乌裕同站起来,又把手放在胸口行了个礼。
“西月氏乌裕同,愿意为将军效力。”
赵言点点头,走到他面前。
“从今天起,你们西月氏人就是我长宁军的……盟友。”他伸手拍了拍乌裕同的肩膀,就像对平辈朋友那样。
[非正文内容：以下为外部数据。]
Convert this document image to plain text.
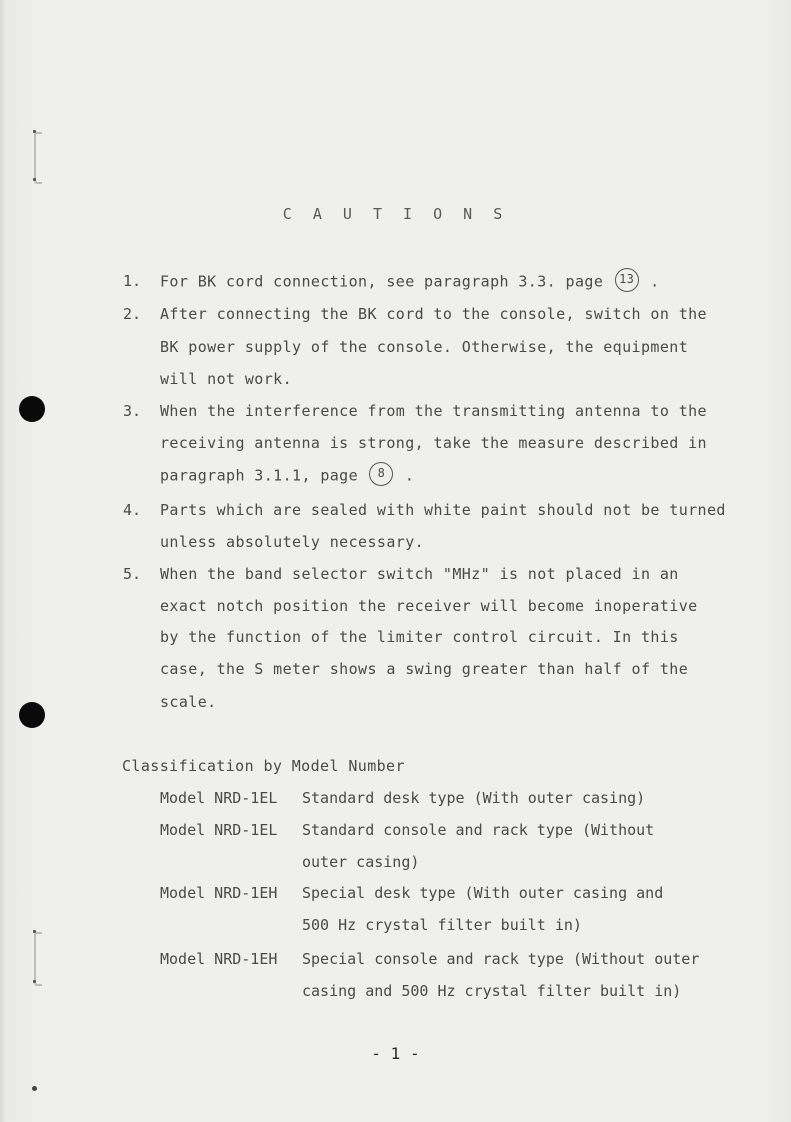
C A U T I O N S
1. For BK cord connection, see paragraph 3.3. page 13 .
2. After connecting the BK cord to the console, switch on the
BK power supply of the console. Otherwise, the equipment
will not work.
3. When the interference from the transmitting antenna to the
receiving antenna is strong, take the measure described in
paragraph 3.1.1, page 8 .
4. Parts which are sealed with white paint should not be turned
unless absolutely necessary.
5. When the band selector switch "MHz" is not placed in an
exact notch position the receiver will become inoperative
by the function of the limiter control circuit. In this
case, the S meter shows a swing greater than half of the
scale.
Classification by Model Number
Model NRD-1EL Standard desk type (With outer casing)
Model NRD-1EL Standard console and rack type (Without
outer casing)
Model NRD-1EH Special desk type (With outer casing and
500 Hz crystal filter built in)
Model NRD-1EH Special console and rack type (Without outer
casing and 500 Hz crystal filter built in)
- 1 -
“我这人说话算数,只要你们老实没二心。我说了会护着你们,就肯定护着。”
乌裕同眼睛又有点酸。
他使劲眨了眨眼,把那点酸意压了回去。
“将军,我还有个不情之请。”
“说。”
“我想……把我最小的儿子留在将军身边。”
赵言挑了挑眉。
乌裕同掀开军帐帘子,从外面随从里叫进来一个年轻人。
这人长得和乌裕同有七成像,但眼下有点紧张,呼吸也急,看见赵言赶紧弯腰行礼:“西月遗民多伦哥·乌裕同,见过赵将军。”
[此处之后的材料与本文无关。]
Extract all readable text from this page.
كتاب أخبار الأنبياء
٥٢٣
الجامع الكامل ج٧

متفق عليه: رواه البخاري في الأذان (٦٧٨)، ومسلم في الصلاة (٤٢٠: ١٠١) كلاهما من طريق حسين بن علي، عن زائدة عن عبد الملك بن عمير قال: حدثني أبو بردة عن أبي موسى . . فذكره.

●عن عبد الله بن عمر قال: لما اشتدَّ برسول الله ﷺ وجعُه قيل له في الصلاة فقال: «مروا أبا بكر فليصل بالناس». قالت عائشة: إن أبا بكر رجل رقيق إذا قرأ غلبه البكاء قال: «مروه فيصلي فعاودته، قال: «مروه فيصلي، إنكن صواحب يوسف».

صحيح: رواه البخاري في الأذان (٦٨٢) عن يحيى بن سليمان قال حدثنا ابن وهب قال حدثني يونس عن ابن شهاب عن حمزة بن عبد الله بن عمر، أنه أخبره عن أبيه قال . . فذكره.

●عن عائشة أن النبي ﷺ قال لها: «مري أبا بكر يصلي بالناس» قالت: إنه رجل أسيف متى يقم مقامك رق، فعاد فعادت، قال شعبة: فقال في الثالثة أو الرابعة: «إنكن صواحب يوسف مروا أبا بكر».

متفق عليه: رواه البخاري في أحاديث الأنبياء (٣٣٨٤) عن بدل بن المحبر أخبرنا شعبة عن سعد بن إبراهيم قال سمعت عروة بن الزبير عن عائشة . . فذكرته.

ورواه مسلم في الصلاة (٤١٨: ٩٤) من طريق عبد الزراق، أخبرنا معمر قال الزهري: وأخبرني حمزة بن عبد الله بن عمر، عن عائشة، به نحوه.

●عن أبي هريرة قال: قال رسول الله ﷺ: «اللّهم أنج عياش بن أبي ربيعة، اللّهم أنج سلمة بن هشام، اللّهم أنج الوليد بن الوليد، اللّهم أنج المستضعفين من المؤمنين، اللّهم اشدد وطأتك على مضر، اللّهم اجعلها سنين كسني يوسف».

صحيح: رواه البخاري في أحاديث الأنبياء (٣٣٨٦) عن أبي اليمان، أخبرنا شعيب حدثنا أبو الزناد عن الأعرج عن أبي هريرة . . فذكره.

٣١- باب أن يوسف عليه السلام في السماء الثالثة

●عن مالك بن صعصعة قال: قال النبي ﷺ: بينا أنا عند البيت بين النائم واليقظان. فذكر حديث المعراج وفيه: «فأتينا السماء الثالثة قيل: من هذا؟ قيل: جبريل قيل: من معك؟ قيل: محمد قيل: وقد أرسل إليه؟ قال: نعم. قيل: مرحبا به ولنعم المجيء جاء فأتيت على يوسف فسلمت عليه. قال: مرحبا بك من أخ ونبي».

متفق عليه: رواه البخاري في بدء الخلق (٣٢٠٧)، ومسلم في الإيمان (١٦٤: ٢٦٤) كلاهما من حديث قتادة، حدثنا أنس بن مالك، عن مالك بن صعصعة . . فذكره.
把儿子送到别人手里当人质,那就是把全族的命都压上去了。
一个流亡的人,能拿出的最大诚意也就这样了。
“他多大?”赵言问乌裕同。
“十五岁。”乌裕同说,“多伦哥从小跟着商队跑,会说好几国的话,留在将军身边端茶倒水、跑腿传话,都能干。”
赵言看了他几秒,然后笑了。
“行,那就留下。不过丑话说前头,我身边的人可不轻松。”赵言伸了个懒腰,接着说,“端茶倒水就免了,让他跟着贾材学点本事,先……当个卫官吧。”
“多谢将军!”
多伦哥脸上又惊又喜,单膝跪地。主要事情定下来后,赵言让人准备了接风宴,算是尽了地主之谊。
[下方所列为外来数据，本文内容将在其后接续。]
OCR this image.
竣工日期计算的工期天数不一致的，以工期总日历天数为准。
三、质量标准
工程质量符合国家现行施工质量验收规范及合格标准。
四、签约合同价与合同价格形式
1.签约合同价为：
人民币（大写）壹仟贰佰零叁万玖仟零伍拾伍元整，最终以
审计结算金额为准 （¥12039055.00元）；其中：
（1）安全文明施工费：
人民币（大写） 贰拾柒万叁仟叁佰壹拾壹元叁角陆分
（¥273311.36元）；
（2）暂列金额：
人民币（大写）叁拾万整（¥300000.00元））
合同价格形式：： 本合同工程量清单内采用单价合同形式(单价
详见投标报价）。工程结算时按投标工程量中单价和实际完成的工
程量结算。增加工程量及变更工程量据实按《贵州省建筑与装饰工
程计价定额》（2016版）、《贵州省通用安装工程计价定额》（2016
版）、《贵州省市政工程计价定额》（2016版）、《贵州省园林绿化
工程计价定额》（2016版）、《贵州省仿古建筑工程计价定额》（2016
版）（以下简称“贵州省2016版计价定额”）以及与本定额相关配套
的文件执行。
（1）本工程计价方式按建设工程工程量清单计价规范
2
他们吃完之后,乌裕同便和众人离开,但是离开之前他留下了很多的礼品还有小儿子也留了下来。
乌裕同走出大屯镇后,他顿了顿,感受着草原上飘过来的大自然味道,感受着黄沙风的特有味道。
一个随从小心翼翼的问道:“大人,你忍心将少爷就这样留在人家身边?安不安全啊?”“嗯。”
“可赵言要是反悔,拿小公子的命来要挟咱们呢……”
“那你说,咱们还有别的路走吗?”乌裕同语气很平,转头盯着他,“除了靠长宁军,你告诉我,在这乱世里怎么活?”
随从没吭声。
西月氏亡国以后,乌裕同就带着一部分族人在草原和各国之间来回跑。
最开始那阵子,狼羌族的匈奴把草原大部分地盘都给统一了,势力正猛。那时候草原水草好,光靠放牧也能吃饱饭。